This Dancer's Tribute to a Loved One Has Stayed With This Teacher for 15 Years
February 1, 2019

I’m standing in a dark theater wing on a Saturday in March doing the usual—emceeing at my dance competition and watching countless young ladies in baby-doll chiffon dresses with rhinestone-choker necklaces dance about love gone wrong.

And next up: a 12-year-old without a professional costume or makeup, obviously a novice, and she’s looking pretty ordinary. She takes the stage. I look out at her for a moment and figure she’s got about two minutes left, so I do something like take a sip of water or tie my shoe or look down at my notes. For some reason, I glance back out at her and…BAM! That child is dancing like there’s no tomorrow. What’s up with her? I can’t look away as she works herself into whirling, pulsating vapor. What she lacks in technique, she is more than making up for in…gosh, what is that? Guttural, undulating, raw, razor-sharp intent.

Something washes over me, and I begin to connect the dots.


Her dance ends, and she is running offstage straight toward me. I somehow have the presence of mind to open my arms, and she falls into them sobbing and wraps herself around me, like she can no longer hold her own weight. I’m supposed to go out and announce the next dance, but I can’t move with her in my arms, so I just hold her. In a few minutes, her mom shows up backstage, peels her away from me and carries her off.

I look at my paperwork and see her name is Lydia, and the name of her dance is For Shelly. Her mom finds me later that day to apologize on Lydia’s behalf. She explains that Lydia and her cousin Shelly were both hospitalized on the same day with a mystery illness. Lydia survived. Shelly didn’t.

I’ve seen many a dancer perform a tribute to a loved one, but never quite like that. Not even close. Lydia choreographed that for Shelly and needed a place to dance it. So, there she was, at a dance competition. Talk about a lamb among…can I say it? Well, no. I’ll let you fill in that blank.

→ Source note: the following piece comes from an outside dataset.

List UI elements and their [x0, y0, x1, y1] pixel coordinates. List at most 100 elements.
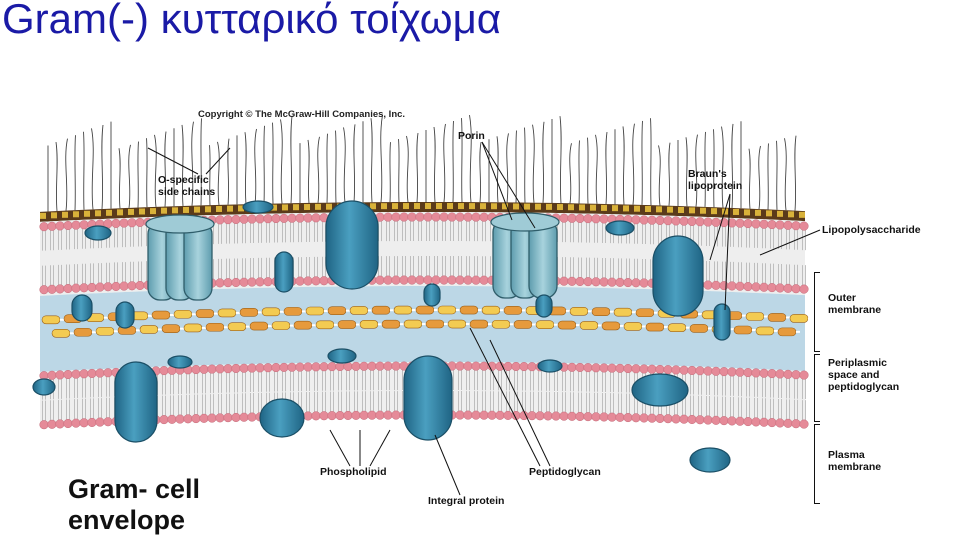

I never saw Lydia again. She must be in her late 20s now. I think of her so often, send off a little prayer to her, tell her she has so enriched my life and that I have never again seen anyone dance with that kind of power and dedication and strength of spirit. And I so very often whisper a thank-you to Shelly for standing in the wings with me that day and making me look back up.